En Belgique, Gilets jaunes sur fond de crises

Depuis le 17 novembre, la Belgique connait elle aussi une mobilisation de « gilets jaunes ». S’il n’est pas question de « taxe carbone » à Bruxelles, l’étincelle est malgré tout venue de la hausse des prix des carburants. Mais les revendications exprimées depuis lors laissent entrevoir des racines bien plus profondes au mécontentement.

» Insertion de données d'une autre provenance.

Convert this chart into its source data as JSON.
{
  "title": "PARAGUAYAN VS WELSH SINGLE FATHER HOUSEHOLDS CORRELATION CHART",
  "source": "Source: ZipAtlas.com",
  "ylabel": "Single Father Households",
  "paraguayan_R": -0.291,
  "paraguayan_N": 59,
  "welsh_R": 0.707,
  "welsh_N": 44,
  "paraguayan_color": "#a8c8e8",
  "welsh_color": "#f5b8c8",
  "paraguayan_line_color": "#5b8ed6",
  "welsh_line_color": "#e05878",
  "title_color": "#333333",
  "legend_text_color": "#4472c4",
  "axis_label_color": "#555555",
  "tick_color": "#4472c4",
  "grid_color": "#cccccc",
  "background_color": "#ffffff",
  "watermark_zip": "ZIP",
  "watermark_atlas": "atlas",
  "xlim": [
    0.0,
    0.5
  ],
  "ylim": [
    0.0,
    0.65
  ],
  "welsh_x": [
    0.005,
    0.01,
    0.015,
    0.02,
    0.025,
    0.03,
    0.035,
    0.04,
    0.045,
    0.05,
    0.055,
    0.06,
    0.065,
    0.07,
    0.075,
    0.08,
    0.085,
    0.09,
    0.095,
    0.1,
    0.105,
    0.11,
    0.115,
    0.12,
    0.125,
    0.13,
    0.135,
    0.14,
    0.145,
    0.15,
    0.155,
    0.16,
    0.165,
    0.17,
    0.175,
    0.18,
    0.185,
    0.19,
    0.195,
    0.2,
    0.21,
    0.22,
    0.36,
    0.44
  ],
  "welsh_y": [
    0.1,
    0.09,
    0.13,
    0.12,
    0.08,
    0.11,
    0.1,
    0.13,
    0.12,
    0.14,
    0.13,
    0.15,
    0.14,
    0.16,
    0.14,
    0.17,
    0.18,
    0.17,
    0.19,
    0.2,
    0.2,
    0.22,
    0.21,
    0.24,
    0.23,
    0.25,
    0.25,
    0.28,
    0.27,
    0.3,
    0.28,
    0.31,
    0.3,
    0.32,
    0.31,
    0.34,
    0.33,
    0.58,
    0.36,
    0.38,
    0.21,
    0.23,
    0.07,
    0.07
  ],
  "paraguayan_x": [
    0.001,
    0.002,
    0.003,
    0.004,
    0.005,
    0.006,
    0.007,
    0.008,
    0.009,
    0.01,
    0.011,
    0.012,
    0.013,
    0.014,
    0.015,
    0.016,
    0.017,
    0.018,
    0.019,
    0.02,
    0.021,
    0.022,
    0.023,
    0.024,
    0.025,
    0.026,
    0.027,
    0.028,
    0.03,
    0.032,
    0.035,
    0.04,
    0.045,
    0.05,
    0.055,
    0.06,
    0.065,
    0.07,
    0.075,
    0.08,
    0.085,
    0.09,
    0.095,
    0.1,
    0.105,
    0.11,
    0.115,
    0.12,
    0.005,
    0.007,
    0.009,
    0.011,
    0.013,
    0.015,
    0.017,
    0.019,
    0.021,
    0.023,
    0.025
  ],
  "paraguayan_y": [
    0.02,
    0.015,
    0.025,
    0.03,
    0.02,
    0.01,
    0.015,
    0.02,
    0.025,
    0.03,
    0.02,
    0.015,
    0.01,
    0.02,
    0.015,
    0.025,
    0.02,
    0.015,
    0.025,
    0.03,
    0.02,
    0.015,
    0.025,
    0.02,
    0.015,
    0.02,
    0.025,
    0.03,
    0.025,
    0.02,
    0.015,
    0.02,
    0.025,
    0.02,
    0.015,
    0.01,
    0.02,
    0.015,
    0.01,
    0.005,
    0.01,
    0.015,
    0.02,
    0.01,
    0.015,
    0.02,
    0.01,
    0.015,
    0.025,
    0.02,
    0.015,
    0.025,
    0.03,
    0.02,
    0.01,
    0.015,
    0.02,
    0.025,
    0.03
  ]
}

Les origines du mouvement sont à chercher du côté de la précarité, de l’injustice fiscale et du sentiment que la machine (jusqu’ici bien huilée) de la « concertation sociale » est enrayée. Un communiqué daté du 26 novembre, adressé au Premier ministre Charles Michel et signé « les Gilets jaunes », résumait ainsi les raisons de leur colère : « Due à des fins de mois difficiles, colère face à des élus qui ne veulent rien entendre, colère en raison des différents scandales de politiciens malhonnêtes, colère devant les inégalités fiscales... ». Il faut dire que les classes populaires encaissent les régressions sociales depuis des années : exclusions des allocations de chômage, augmentation de l’âge de la retraite de 65 à 67 ans, précarité étudiante, etc. En ce qui concerne la fiscalité, la Belgique figure en tête des pays de l’OCDE où les revenus du travail sont les plus imposés, alors que la taxation du capital reste très faible. Les grosses fortunes ne sont pas imposées (Bernard Arnault l’a bien compris) et 221 milliards d’euros se sont envolés vers les paradis fiscaux en 2016.

Échec d’une stratégie syndicale
La mobilisation des Gilets jaunes (principalement présents dans la partie francophone du pays) révèle aussi l’échec des syndicats à organiser la colère. À l’hiver 2014, une série de manifestations de grande ampleur et de grèves tournantes avait mis le gouvernement Michel dans les cordes dès son entrée en fonction. Mais à l’approche des fêtes de fin d’année, les directions syndicales ont appelé à la trêve hivernale et sont retournées à la table des négociations. S’en est suivie une situation où seules restent à négocier les modalités d’application des mesures d’austérité. Une certaine démoralisation s’est emparée des militantEs, pourtant toujours demandeurEs d’actions plus offensives que les promenades des cortèges syndicaux. La stratégie du gouvernement de marginaliser les organisations syndicales et de mettre en pièces la concertation sociale héritée de l’après-guerre est en train de porter ses fruits. Et les directions syndicales, qui avaient tout misé sur la concertation, se retrouvent aujourd’hui dans l’impasse.

Des clarifications nécessaires, des alliances possibles
Dans ce contexte, la révolte des Gilets jaunes semble jouir d’un soutien non négligeable parmi les classes populaires, même si son ampleur est beaucoup plus limitée qu’en France. Le 8 décembre, un peu plus de 1 000 personnes ont manifesté à Bruxelles ; 450 ont été arrêtées administrativement, certaines à peine descendues du train. Le mouvement reste très hétérogène malgré les tentatives de récupérations de l’extrême droite. Sa diversité constitue à la fois une force et une faiblesse, et des clarifications sont nécessaires, non seulement face à l’extrême droite mais aussi en termes d’objectifs et d’alliances. Une délégation de Gilets jaunes a été reçue la semaine passée par le Premier ministre qui a annoncé, quelques jours plus tard, que les prix du diesel et de l’essence ne seraient pas indexés en 2019. Une petite victoire pour un mouvement qui ne semble pas vouloir s’arrêter en si bon chemin. Plusieurs mobilisations (syndicales, climatiques, pour la justice migratoire) sont prévues dans les semaines à venir : autant d’opportunités de faire converger ces luttes et celles des Gilets jaunes.